US: Clinton to NKorea on promise of reporter release: report
Wed Aug 5 00:24:21 EST 2009
WASHINGTON, Aug 4 AFP - North Korea has told relatives of two jailed US journalists that it will release them to former US president Bill Clinton, who has arrived in Pyongyang to win their freedom, Politico.com reports.
The White House approved the mission, which had been secretly planned for weeks, the news outlet said, citing an unidentified Washington source.
The families of reporters Laura Ling and Euna Lee, who were detained in March along the Chinese border while on assignment, went to Clinton after the North Korean government told them it would release the women to the former US leader.
"While this solely private mission to secure the release of two Americans is on the ground, we will have no comment," White House press secretary Robert Gibbs said in a brief statement.
"We do not want to jeopardise the success of former president Clinton's mission."

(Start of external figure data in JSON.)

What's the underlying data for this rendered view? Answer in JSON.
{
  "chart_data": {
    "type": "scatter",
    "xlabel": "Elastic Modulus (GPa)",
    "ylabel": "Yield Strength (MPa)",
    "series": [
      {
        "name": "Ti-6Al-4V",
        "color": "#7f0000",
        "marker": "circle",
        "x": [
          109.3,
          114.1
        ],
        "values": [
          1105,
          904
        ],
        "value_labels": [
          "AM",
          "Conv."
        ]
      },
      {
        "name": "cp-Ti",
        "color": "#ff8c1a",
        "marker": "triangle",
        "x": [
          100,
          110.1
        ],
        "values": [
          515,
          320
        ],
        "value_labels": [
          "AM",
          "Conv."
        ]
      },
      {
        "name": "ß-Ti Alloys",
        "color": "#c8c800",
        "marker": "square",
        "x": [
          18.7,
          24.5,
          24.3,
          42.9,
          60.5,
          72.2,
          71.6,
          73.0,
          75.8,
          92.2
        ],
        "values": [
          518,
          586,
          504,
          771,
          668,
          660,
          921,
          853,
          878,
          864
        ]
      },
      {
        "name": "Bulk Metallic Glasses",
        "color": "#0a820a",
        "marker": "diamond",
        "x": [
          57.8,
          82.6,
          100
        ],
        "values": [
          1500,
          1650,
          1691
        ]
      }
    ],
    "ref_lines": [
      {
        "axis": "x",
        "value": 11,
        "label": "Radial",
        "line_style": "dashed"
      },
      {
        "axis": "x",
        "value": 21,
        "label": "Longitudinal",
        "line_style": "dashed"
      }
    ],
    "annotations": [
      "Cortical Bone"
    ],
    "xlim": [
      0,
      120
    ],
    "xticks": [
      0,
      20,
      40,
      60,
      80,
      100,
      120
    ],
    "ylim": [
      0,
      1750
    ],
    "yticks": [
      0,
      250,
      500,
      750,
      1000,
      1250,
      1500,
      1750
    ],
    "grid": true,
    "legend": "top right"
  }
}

Clinton met with North Korea's reclusive leader Kim Jong-Il on Tuesday, the Yonhap news agency reported, after arriving in Pyongyang on the highest-profile visit by an American to the hardline communist state for nearly a decade.
A US official travelling separately with the ex-president's wife, Secretary of State Hillary Clinton, confirmed he would seek the release of the reporters, who were sentenced on June 8 to 12 years of hard labour.
The journalists worked for Current TV, a California-based news organization co-founded by former vice president Al Gore.